The Barnes maze is a tool used in psychological laboratory experiments to measure spatial learning and memory. The test was first developed by Dr. Carol Barnes in 1979. The test subjects are usually rodents such as mice or lab rats, which either serve as a control or may have some genetic variable or deficiency present in them which will cause them to react to the maze differently. The basic function of Barnes maze is to measure the ability of a mouse to learn and remember the location of a target zone using a configuration of distal visual cues located around the testing area. This noninvasive task is useful for evaluating novel chemical entities for their effects on cognition as well as identifying cognitive deficits in transgenic strains of rodents that model for disease such as Alzheimer's disease. It is also used by neuroscientists to determine whether there is a causative effect after mild traumatic brain injury on learning deficits and spatial memory retention at acute and chronic time points. This task is dependent on the intrinsic inclination of the subjects to escape from an aversive environment and on hippocampal-dependent spatial reference memory.
Set-up
The Barnes maze consists of a circular surface with up to 20 circular holes around its circumference.
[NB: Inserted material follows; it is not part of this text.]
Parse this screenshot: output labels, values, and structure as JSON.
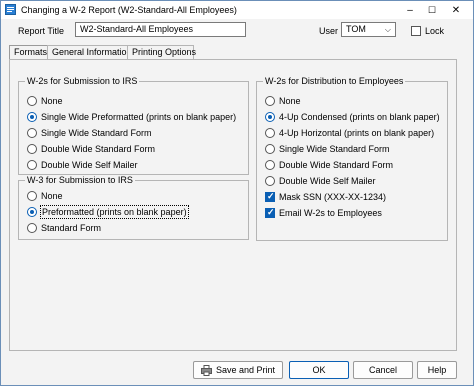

Visual cues, such as colored shapes or patterns, are placed around the table in plain sight of the animal. The table surface is brightly lit by overhead lighting. Under one of the holes is an "escape box" which can be reached by the rodent through the corresponding hole on the table top. The model is based on rodents' aversion of open spaces, which motivates the test subject to seek shelter in the escape box. A normal rodent will learn to find the escape box within four to five trials and will head directly toward the escape box without attempting to escape via incorrect holes. Various parameters are measured including latency to escape, path length, number of errors, and velocity. The selection of a background strain and the choice of behavioural tasks are significant in determining the outcome of an experiment. These variables help to verify that innate anxiety and cognitive ability differ considerably among mouse strains.
Performance
Performance is typically measured by number of errors the rodent makes, i.e. the number of times it pokes its nose into a hole that does not contain the escape box. The rate of decline in the number of errors per trial can be calculated to represent a learning curve. Other performance values can also be measured, such as path length to the escape box, with a shorter path indicating fewer errors. Additionally, the strategy used by each rodent can be scored as random, systematic or spatial. Due to the spatial nature of the Barnes Maze, damage to the hippocampus leads to deficits in performance of the task. An experiment done on degu, a specific rodent species, showed that there can be sex differences in performance on the Barnes Maze. During the task training where encoding would occur, females used more frequently a spatial strategy, while males preferably applied either serial, random or opposite strategies. In addition, it was noted that the spatial retention ability of female rats was largely dependent on the phase of their estrus cycle. The differences between males and females are found during the encoding period but not during the storage, indicating that acquisition and consolidation are differently influenced by sex in the Degu species.
Comparison to other mazes
The Barnes maze is similar to the Morris water navigation task and to the radial arm maze task, but does not utilize a strong aversive stimulus or deprivation as reinforcement. Behavioral tasks involving high levels of stress can influence the animal's performance on the task, making the Barnes maze ideal for eliminating stress-induced confounds. However, due to the lack of a strong aversive stimuli, some rodents may lack motivation to complete the task. Once acclimated to the maze, subjects may prefer to explore instead of complete the task. Using different parameters to analyze the data is important for avoiding this issue. Latency, path length to escape box, and number of errors to the first nose poke at the escape hole have been used as measures previously. Another drawback to the Barnes maze is that when testing multiple animals, scent cues left on the maze by the previous animal could alter the performance of subsequent subjects. This can be easily corrected by cleaning the maze after each trial.